Rated 1 out of 5 stars

Didn't work at all for me

Rated 5 out of 5 stars

Very effective. After taking a week to configure everything, your inbox will soon become your own personal sanction WITHOUT spam.

My only annoyance with this program is whenever you get email and Spamato detects it as spam, you hear the "Spam spam spam" song.

Anyone know how to turn it off?

Not yet rated

Trying it after bailing on ThunderBayes. So far so good, no outrageous Java load here.

Not yet rated

Works great...but...its a memory hog. But it sucks up too much memory with Java.

Rated 4 out of 5 stars

It does a very good job of getting rid of 95%+ of junk. However, it's a resource hog! On average, the Javaw process sucks up 90% or more of my CPU. That's the only problem I have with it.

Great tool, besides the resource hogging.

Rated 4 out of 5 stars

Spamato itself is a good tool. It is a bit slow, but learns well.

By the way, the sound can be shut off in the web configuration menu.

Rated 1 out of 5 stars

False positives are far worse than false negatives and Spamato on my computer had a lot of false positives. I have manually revoked about 40 emails all with the same phrase in the subject. You'd think Spamato would learn that phrase means the message is ham, but it doesn't. I can't recommend this product.

Rated 2 out of 5 stars

Very slow to respond, I.e. I can dump the spam well before the application can.

I've asked the designers to update the application so that THE USER can dictate where the dumped SPAM goes to as I'm fed up of having to keep moving files from the Spamato folder into the trash - they're not listening!

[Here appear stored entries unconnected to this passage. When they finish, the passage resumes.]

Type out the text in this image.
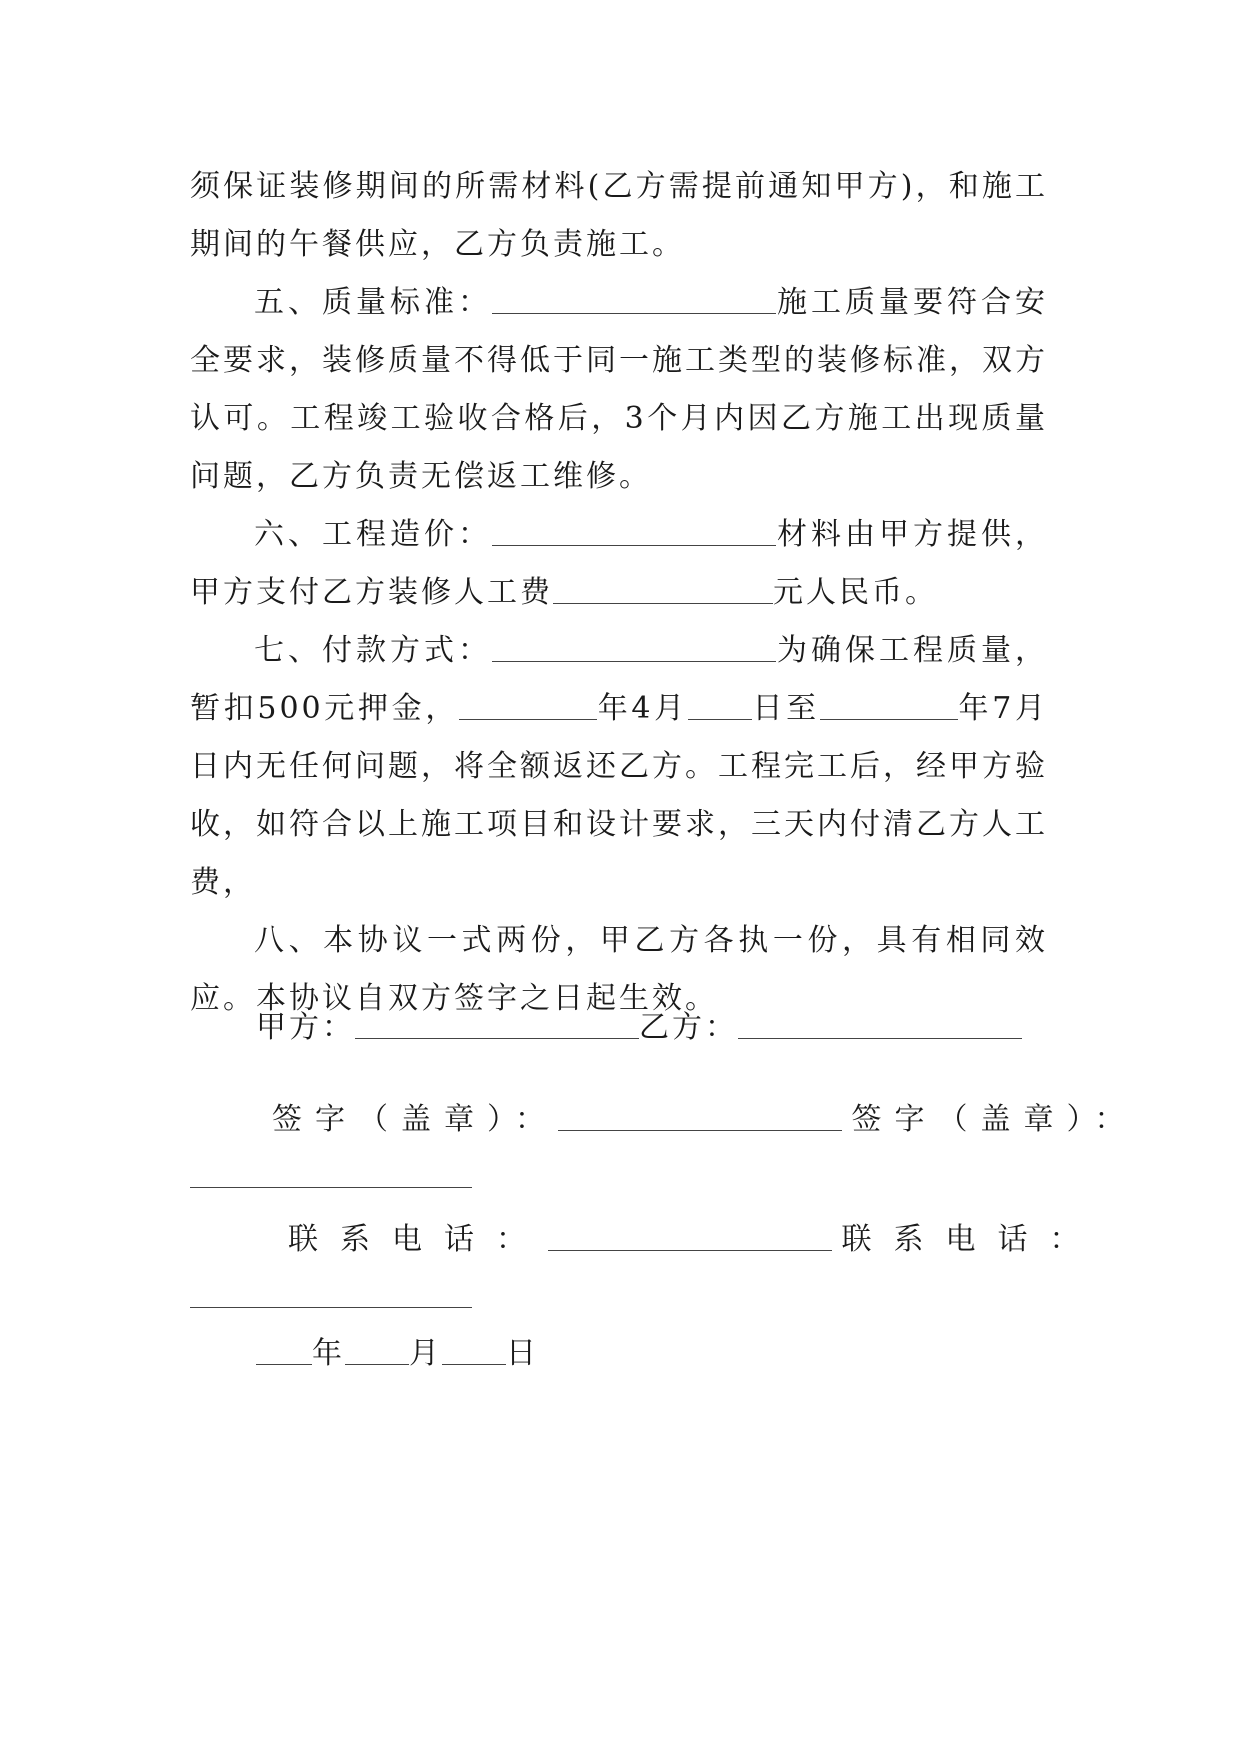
须保证装修期间的所需材料(乙方需提前通知甲方)，和施工期间的午餐供应，乙方负责施工。

五、质量标准：	施工质量要符合安全要求，装修质量不得低于同一施工类型的装修标准，双方认可。工程竣工验收合格后，3个月内因乙方施工出现质量问题，乙方负责无偿返工维修。

六、工程造价：	材料由甲方提供，甲方支付乙方装修人工费	元人民币。

七、付款方式：	为确保工程质量，暂扣500元押金，	年4月 日至	年7月日内无任何问题，将全额返还乙方。工程完工后，经甲方验收，如符合以上施工项目和设计要求，三天内付清乙方人工费，

八、本协议一式两份，甲乙方各执一份，具有相同效应。本协议自双方签字之日起生效。

甲方：	乙方：
签字（盖章）：	签字（盖章）：
联系电话：	联系电话：
年 月 日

The silly SPAM music is very irritating - no option to switch off.

That's it

Rated 2 out of 5 stars

Great program but the Java implementation makes it slow and a resource hog. I removed it after trying it for a week.

Rated 4 out of 5 stars

I have been using Spamato4Thunderbird for a few weeks now. I find its great at getting rid of about 90 to 95 percent of Spam. But it took me a while to train the filters so for a few weeks I had a lot of False Spams and False Hams and I was about to give up. Its greatest short coming seems to be a lack of a Guide or documentation for the user to follow it would have helped to know how to use each configuration beyond the sparse comments in the browser configuration window. Something are cryptic/obscure -- i.e it took me the most part of the time I've been using Spamato to discover that all Spam was saved in a special Spamato folder in the Local folders. It would be nice to have a general overview of the Spamato process in a single document. but hey, its free and it works well once you take the time to explore its features and understand them better. I also do not like the HTML display of emails in the Spamato Browser configuration -- all the HTML code and the lack of graphics makes it too hard to determine the real text and decide if status needs changing. . I also can not determine if Spamato uses either my address book and/or the Thunderbird's own Junk Folder learning to screen for spam as white/black list source. But Over all I think this is a great system and does the best job I've seen to screen out spam than anything else I have used in the MS Windows arena.

Rated 2 out of 5 stars

I like this. My only concern is that I had to specify an exact path to Java. I don't like the way Java updates always leave old folders behind and some observers cite this as a security loophole. That's an issue for the Java authors, but having to manually point Spamato directly to the current Java folder seems to me a bad idea as this will change regularly. Is not the current "live" Java path listed in the registry?